A DC-DC converter configured using a plurality of coil components can feed as large a current as 20 A or 30 A, in spite of a small size. Therefore, it has come to be arranged on a board as the power source of a CPU.
In recent years, an LSI or the like has lowered a drive voltage for the purpose of power consumption reduction. With the lowering of the drive voltage, a required current has come to reach several tens of ampere, and a voltage drop in a section from the output terminal of the DC-DC converter to the power source terminal of the CPU or the LSI has become problematic. In order to solve the problem, the DC-DC converter has come to be located as near to the CPU or the LSI as possible. As a result, components of small size and low height have been required of the constituents of the DC-DC converter.
On the other hand, the DC-DC converter which is configured on the board has necessitated a current quantity which cannot be supplied by one FET and one choke coil, with the increase of an output current. A multiphase scheme has been adopted for solving this problem.
By way of example, in the multiphase scheme employing 2-phase converters and having an output of 30 A, the two DC-DC converters are built such that each of these converters is configured of an FET and a choke coil which have an output capacity of 15 A in terms of an effective value, and that one smoothing capacitor is shared. On/off timings in the respective FETs are shifted a half cycle in order to prevent the on/off timings from coinciding, thereby to generate DC voltages—currents by the single capacitor.
A problem in the multiphase scheme is that the number of components such as the FETs and the choke coils is doubled.
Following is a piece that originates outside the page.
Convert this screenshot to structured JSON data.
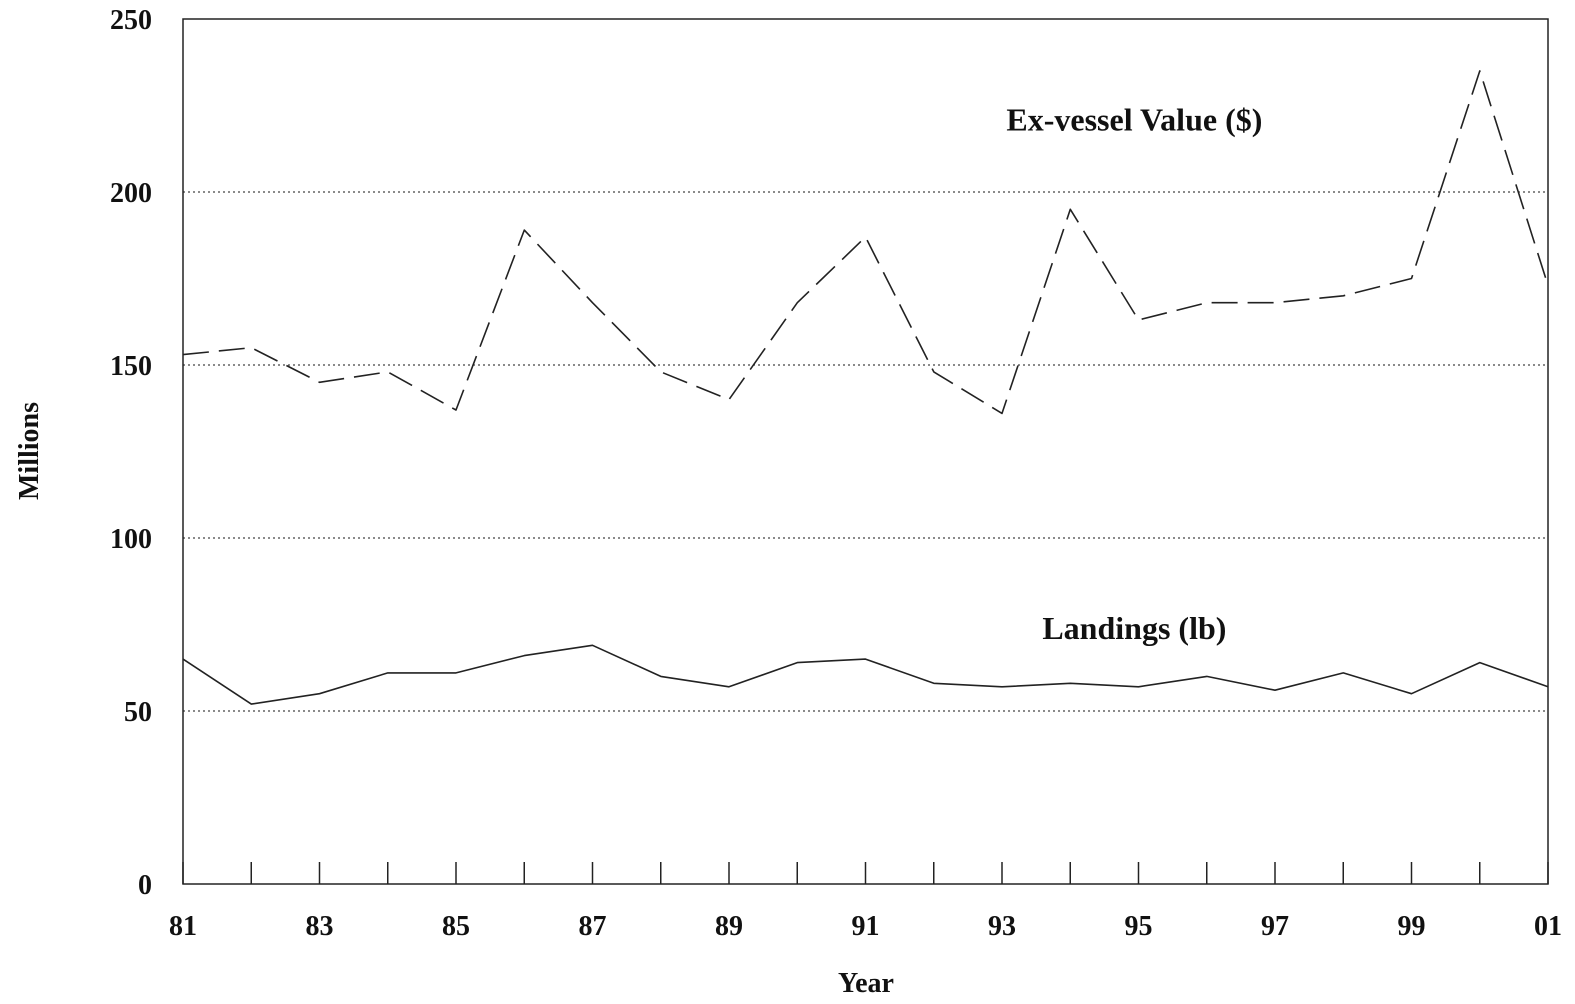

Each of the components becomes smaller because a current capacity is halved. However, a substantial mounting area increases more due to the increase of the number of components. This has resulted in the problem that such DC-DC converters are not appropriate as ones on the board that originally require miniaturization.
A DC-DC converter using a coupling inductor, in a new circuit scheme proposed in order to solve this problem, is disclosed in IEEE TRANSACTION ON POWER ELECTRONICS, VOL. 16, NO. 4, JULY 2001, “Performance Improvements of Interleaving VRMs with Coupling Inductor.” With the inductor disclosed here, two inductors are configured by one EI-type core, and the magnitude of an inductance is adjusted by providing a gap. The desired operation of the DC-DC converter employing the inductor has been confirmed. However, the inductor used here has had the problem that, on account of a structure in which windings are wound round outer legs, the windings protrude outside the core, so the geometries of the inductor become large. Besides, the structure in which the windings are wound round the outer legs has the problem that a limitation is imposed on decreasing the DC resistance value of the winding. The structure of this type in which the windings are wound round is also disclosed in Japanese Unexamined Patent Application Publications (JP-A) Nos. H7-240319 and H11-195536.